Tout est observé, discuté, évalué. Sur une photo, l'internaute remarque la présence d'un sac à dos visiblement posé au sol et qui a été retrouvé à proximité de la zone de l'explosion. Est-ce ce sac qui transportait la bombe ? Sur cet autre cliché, un participant observe les rouflaquettes d'un passant en se basant sur les informations relayées par la presse.
Très vite, les internautes repèrent deux suspects, chacun avec un sac et dont la proximité avec la zone où la seconde bombe a explosé interpelle. Les internautes remarquent également la disparition d'un des deux sacs en comparant les photographies a différentes heures. En tout cas, il n'est plus visible. Les réflexions vont jusqu'à deviner le contenu d'un sac, selon sa déformation et le poids exercé par son contenu.
Mais les deux suspects, l'un habillé de noir, avec une casquette blanche et des lunettes noires, l'autre avec un haut de survêtement bleu, un pantalon noir et des chaussures rouges, n'ont pas été les seuls à être pointés du doigt par les internautes. S'ils ont été fait l'objet d'une attention toute particulière, c'est aussi le cas de ce passant vêtu d'un t-shirt rouge et d'une polaire bleue dont le sac a dos a été retrouvé éventré.

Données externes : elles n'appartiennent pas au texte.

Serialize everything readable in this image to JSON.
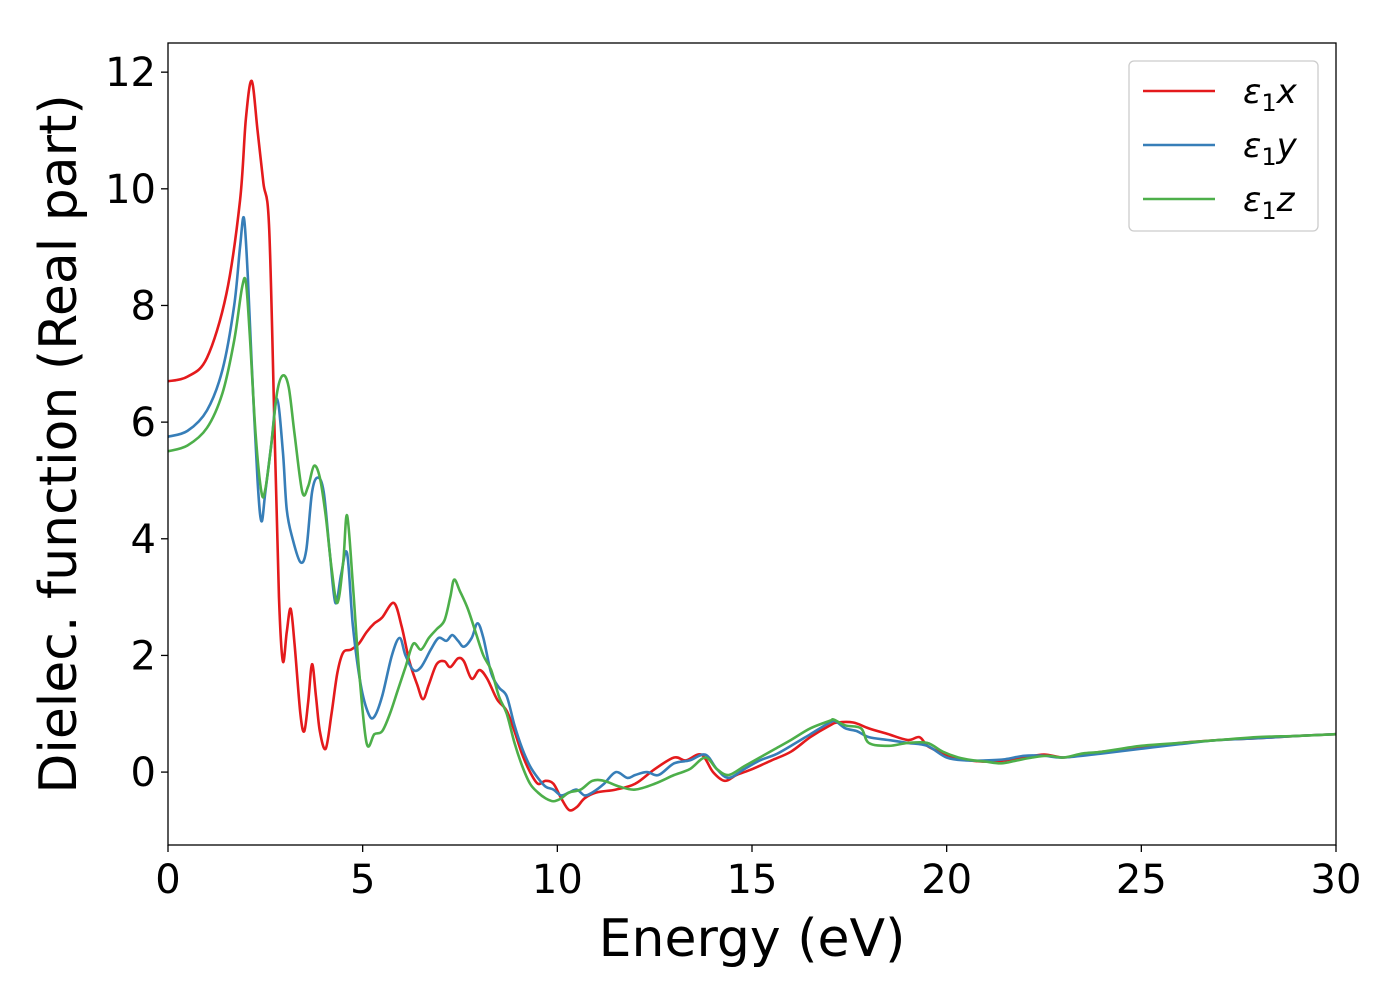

Sur Reddit et sur 4Chan, ainsi que sur de nombreux autres sites web comme Flickr, des discussions pour tenter d'identifier les auteurs des attentats ont été engagées. Une section dédiée a même été ouverte sur Reddit, où plus de 9000 personnes suivent et participent aux échanges. Mais il est finalement apparu que les internautes ont fait fausse route dans la plupart des cas.
Mauvaises cibles
Épris de justice et parfois désireux de se venger, les internautes-enquêteurs oublient parfois une chose essentielle : ils ne sont pas de vrais enquêteurs. Dès lors, les pistes suivies, aussi prometteuses soient-elles, ne doivent pas être considérées sans un minimum de recul. Car bafouer la présomption d’innocence, c'est prendre le risque de pourrir l'existence de gens qui n'ont rien demandé. Et cela vaut aussi pour les homonymes
Car il ne suffit pas d'avoir l'air suspect pour effectivement l'être. On se souvient ainsi de l'emballement autour de cette photo où l'on voit un homme sur un toit au moment de l'explosion. Aux yeux du Sun, cela ne laissait alors guère de place au doute : qui peut donc se promener sur un toit, en direction de l'explosion, sans exprimer le moindre mouvement de panique, sinon l'auteur de l'attentat, estimait le tabloïd.
Les enseignements de cette affaire seront-ils digérés par les internautes. Rien n'est moins sûr. Nul doute qu'au prochain drame du même type, la même séquence se déroulera. En attendant, le dénouement de l'affaire en cours est proche. Le FBI a officiellement publié une photo d'un des suspects. Il s'appelle Dzhokar Tsarnaev, est âgé de 19 ans et est originaire de Tchétchénie.
Tamerlan Tsarnaev, son frère de 26 ans, a été abattu par la police plus tôt dans la journée.